Fidelity Magellan Fund has made a comeback, but investors are skeptical of active managers
Jeff Feingold runs Fidelity Magellan, once the world’s most famous mutual fund. But there’s a good chance you’ve never heard of him, which says a lot about the plight of active money managers these days.
From the late 1970s through the ’80s, most Americans who invested in the stock market knew the man behind Magellan. Peter Lynch posted market-beating returns of 29 percent a year, leading many ordinary investors to think the path to riches was choosing the right money manager. Lynch’s successors, including Jeffrey Vinik and Robert Stansky, got plenty of media ink in the 1990s, even if they never came close to matching Lynch’s numbers.

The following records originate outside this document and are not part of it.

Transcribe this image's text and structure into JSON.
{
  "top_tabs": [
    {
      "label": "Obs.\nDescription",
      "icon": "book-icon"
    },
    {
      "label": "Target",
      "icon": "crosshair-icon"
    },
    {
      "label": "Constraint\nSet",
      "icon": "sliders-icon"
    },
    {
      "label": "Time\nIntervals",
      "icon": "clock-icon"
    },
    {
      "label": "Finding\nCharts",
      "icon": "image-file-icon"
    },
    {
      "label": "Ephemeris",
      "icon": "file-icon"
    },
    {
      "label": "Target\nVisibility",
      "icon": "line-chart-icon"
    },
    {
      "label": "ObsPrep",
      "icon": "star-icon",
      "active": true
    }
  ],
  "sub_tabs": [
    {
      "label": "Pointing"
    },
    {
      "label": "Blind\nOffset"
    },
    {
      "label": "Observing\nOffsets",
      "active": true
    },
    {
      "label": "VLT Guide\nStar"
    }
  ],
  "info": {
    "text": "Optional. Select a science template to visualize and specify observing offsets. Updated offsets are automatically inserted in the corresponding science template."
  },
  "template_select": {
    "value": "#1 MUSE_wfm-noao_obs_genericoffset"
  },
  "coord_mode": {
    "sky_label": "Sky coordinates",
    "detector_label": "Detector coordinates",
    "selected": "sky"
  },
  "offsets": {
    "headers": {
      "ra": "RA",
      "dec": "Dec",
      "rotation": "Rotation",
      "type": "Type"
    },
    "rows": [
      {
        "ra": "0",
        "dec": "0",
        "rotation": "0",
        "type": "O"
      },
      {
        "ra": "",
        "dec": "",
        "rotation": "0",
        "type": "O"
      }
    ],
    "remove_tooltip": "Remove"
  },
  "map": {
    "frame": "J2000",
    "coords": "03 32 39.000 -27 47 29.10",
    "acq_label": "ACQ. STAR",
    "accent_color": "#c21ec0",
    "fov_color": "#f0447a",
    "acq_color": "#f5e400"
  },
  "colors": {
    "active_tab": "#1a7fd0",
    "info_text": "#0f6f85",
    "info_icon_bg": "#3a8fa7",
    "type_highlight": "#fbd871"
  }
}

Now, indexing is king, and many individual investors would rather find the lowest-cost benchmark tracker than bet on hot managers. Magellan’s journey from icon to afterthought may be the starkest example of the eroding trust in professional stockpickers. Feingold’s record is strong: Under his tenure, which began in September 2011, Magellan has bested the S&P 500 every full year but 2016. Annualized gains have averaged more than 15 percent, currently putting the fund just a bit ahead of the index. The fund has outdone more than 90 percent of funds with a similar investing style over the past one, three, and five years.